À ce passage, je ne pus m’empêcher d’interrompre Rouletabille par un cri qui eut le don de le faire partir d’un franc éclat de rire.
«C’était donc cela! m’écriai-je.
– Mais oui, fit-il… c’était cela.
– Voilà donc pourquoi j’ai découvert ce soir-là l’Australie! Ce soir-là, c’était le vrai Darzac que j’avais en face de moi!… Et moi qui ne comprenais rien à cela!… Car enfin, il n’y avait pas que l’Australie!… Il y avait encore la barbe! Et elle tenait!… elle tenait!… Oh! je comprends tout, maintenant!
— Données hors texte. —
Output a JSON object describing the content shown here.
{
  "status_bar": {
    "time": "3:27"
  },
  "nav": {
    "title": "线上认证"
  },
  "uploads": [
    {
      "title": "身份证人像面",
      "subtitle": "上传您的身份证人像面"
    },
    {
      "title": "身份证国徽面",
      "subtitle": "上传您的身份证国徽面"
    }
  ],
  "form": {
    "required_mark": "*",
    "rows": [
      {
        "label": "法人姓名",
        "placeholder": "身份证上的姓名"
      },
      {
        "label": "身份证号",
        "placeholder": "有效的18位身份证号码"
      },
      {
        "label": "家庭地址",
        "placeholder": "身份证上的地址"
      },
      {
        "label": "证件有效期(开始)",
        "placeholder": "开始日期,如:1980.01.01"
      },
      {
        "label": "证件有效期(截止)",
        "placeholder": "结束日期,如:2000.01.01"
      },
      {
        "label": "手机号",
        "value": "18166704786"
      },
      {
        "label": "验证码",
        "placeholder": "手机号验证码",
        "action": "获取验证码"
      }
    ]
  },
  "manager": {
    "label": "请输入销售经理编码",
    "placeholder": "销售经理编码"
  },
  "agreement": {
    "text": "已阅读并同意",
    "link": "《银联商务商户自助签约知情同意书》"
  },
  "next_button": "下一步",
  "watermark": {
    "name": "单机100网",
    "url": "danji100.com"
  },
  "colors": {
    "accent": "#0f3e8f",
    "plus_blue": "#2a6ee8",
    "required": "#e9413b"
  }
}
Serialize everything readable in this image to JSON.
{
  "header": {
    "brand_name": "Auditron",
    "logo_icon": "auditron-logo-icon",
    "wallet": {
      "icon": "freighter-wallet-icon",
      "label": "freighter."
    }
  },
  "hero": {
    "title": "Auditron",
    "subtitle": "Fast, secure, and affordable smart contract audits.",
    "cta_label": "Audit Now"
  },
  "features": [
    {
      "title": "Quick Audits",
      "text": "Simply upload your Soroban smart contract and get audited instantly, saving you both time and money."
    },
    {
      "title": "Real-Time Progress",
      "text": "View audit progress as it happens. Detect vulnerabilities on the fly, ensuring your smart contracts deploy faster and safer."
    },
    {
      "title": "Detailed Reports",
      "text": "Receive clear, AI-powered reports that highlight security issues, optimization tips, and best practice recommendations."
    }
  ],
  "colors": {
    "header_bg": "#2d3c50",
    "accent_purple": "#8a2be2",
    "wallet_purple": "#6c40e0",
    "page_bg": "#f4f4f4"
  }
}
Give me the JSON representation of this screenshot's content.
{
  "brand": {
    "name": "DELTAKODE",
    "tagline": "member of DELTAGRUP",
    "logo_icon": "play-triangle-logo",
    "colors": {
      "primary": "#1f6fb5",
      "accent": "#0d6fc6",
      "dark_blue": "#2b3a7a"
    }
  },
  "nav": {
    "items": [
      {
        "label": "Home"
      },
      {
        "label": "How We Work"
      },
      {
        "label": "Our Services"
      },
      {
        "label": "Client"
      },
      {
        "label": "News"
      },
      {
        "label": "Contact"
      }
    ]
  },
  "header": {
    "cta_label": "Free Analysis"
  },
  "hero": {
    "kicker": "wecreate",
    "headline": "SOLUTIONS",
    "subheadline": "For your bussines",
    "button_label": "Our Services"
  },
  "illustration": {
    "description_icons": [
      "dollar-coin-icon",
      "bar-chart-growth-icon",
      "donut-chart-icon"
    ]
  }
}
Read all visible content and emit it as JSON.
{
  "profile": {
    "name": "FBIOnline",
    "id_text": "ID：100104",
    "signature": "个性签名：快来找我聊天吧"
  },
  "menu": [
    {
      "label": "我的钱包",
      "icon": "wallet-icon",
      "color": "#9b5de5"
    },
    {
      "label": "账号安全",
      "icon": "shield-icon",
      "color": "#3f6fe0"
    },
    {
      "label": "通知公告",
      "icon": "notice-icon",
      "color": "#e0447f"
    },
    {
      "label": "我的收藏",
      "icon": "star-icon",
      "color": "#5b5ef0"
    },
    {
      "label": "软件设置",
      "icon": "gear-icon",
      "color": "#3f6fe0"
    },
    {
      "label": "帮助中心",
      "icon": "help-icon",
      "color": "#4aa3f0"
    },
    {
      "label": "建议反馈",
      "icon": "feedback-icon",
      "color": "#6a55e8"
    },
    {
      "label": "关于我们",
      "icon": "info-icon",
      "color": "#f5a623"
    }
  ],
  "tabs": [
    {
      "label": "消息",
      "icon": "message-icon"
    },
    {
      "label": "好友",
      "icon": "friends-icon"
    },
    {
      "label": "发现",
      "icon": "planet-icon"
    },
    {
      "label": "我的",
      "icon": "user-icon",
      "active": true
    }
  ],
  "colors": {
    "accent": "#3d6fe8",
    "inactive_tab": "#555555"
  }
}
– Vous y avez mis le temps… répliqua, placide, Rouletabille… Cette nuit-là, mon ami, vous nous avez bien gênés. Quand vous apparûtes dans la Cour du Téméraire, M. Darzac venait de me reconduire à mon puits. Je n’ai eu que le temps de faire retomber sur moi le plateau de bois pendant que M. Darzac se sauvait dans le Château Neuf… Mais quand vous fûtes couché, après votre expérience de la barbe, il revint me voir et nous étions assez embarrassés. Si, par hasard, vous parliez de cette aventure, le lendemain matin, à l’autre M. Darzac, croyant avoir affaire au Darzac du Château Neuf, c’était une catastrophe. Et, cependant, je ne voulus point céder aux prières de M. Darzac qui voulait aller vous dire toute la vérité. J’avais peur que, la sachant, vous ne pussiez assez la dissimuler pendant le jour suivant. Vous avez une nature un peu impulsive, Sainclair, et la vue d’un méchant vous cause, à l’ordinaire, une louable irritation qui, dans le moment, eût pu nous nuire. Et puis, l’autre Darzac était si malin!… Je résolus donc de risquer le coup sans rien vous dire. Je devais rentrer le lendemain ostensiblement au château dans la matinée… Il fallait s’arranger, d’ici là, pour que vous ne rencontriez pas Darzac. C’est pourquoi, dès la première heure, je vous envoyai pêcher des palourdes!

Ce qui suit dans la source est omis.